Mrs. Mills graduated from Eggert Road Elementary School and from Amherst High School in 1945. She spent a year at Marygrove College in Detroit, then graduated from D’Youville College in 1949 with a degree in English. She taught third grade at Buffalo Public School 56 from 1950 to 1954.

She met Robert I. Mills, an accountant at the Ford Stamping Plant in Woodlawn, at a Canadian cottage sorority get-together.On

June 26, 1954, they married in St. Benedict Church.

They raised one daughter and four sons in a house on North Drive in Eggertsville.

Like her mother, who often opened her gardens to charitable fundraisers and group tours, Mrs. Mills loved to garden. She particularly cherished a pink rose bush which she rooted from a cutting from a bush at her family’s Lebrun Road home. A cutting from her rose bush is now growing at her son Jim’s home.

When her children were young, Mrs. Mills dedicated herself to their care. A skilled seamstress, she made clothing for herself and her family, including dresses for her daughter and matching tailored blazers for her husband and sons.

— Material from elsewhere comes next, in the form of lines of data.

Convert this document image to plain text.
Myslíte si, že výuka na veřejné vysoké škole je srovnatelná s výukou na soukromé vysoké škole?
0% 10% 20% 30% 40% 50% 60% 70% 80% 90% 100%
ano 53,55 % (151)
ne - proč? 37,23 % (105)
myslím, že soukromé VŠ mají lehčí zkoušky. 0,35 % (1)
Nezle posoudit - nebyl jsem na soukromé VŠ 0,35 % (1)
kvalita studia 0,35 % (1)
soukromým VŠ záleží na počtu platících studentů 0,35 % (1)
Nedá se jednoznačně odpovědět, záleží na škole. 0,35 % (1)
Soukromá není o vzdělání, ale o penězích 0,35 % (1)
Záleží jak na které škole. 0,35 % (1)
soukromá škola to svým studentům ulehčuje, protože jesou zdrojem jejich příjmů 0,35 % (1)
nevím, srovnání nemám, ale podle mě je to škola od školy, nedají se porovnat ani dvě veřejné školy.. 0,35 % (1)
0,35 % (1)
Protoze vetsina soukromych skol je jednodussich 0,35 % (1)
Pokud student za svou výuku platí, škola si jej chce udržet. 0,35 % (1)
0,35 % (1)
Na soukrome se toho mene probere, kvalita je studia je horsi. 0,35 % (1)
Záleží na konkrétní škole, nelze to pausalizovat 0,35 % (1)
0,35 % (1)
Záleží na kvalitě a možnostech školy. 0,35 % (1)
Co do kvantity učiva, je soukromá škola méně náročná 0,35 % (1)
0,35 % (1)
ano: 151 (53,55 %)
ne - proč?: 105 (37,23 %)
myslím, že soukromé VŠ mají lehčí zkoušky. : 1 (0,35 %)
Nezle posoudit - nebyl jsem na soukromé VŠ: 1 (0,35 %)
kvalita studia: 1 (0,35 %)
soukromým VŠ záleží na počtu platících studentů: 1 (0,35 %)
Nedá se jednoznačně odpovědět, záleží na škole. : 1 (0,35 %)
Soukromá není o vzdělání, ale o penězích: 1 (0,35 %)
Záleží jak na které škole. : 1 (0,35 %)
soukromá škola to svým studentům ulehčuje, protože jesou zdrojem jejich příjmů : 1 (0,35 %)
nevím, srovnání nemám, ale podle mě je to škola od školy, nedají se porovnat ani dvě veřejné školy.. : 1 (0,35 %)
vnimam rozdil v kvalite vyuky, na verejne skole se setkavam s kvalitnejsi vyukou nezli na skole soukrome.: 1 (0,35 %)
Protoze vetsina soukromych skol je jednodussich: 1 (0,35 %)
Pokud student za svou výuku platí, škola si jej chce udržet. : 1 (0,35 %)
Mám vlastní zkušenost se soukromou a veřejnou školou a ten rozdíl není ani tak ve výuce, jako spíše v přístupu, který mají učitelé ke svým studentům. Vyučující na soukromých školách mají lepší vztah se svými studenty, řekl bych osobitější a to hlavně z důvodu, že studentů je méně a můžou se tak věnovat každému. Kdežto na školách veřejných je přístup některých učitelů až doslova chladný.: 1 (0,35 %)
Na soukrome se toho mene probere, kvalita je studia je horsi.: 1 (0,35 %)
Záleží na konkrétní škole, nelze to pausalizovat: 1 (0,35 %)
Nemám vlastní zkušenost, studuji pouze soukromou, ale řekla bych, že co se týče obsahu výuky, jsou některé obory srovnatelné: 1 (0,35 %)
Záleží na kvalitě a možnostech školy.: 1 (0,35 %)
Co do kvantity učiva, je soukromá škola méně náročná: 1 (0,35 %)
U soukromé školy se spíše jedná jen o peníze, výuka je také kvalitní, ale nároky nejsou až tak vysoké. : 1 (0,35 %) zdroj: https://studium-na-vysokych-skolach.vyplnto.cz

In their home, “Grammar was big, reading was big, education was very important, because nobody can ever take that away from you,” said Ed Mills. “She also encouraged us to be involved in things and to always keep busy.”

When her children became older, Mrs. Mills began to return to her volunteer work. Through the years, besides the Red Cross, she was a volunteer for the Girl Scouts, the Buffalo Philharmonic Orchestra, Shea’s, MusicalFare Theatre, Amherst Museum and the Theodore Roosevelt Inaugural National Historic Site.

Mrs. Mills was also a member of theSt. Benedict Rosary Altar Society, Ladies of Charity, Daughters of Erin and the Heritage Village Lace Guild.

Starting in 1975, Mrs. Mills volunteered as a reading tutor in St. Benedict School.

After her husband died in 1979, the third-grade teaching position became open and she returned to teach fulltime until 1985.

“It kept her busy, and she still had two kids in college and one in high school,” said her son.

Her family said that Mrs. Mills “enjoyed reading, Bible study, needlework, flowers, birds and dessert,” particularly chocolate.

Besides her son Ed, she is survived by a daughter, Mary Ann; three other sons, Robert Jr., John and Jim; and 12 grandchildren.

A Mass of Christian Burial will be offered at 10:30 a.m. Saturday in St. Benedict Catholic Church, 1317 Eggert Road, Amherst.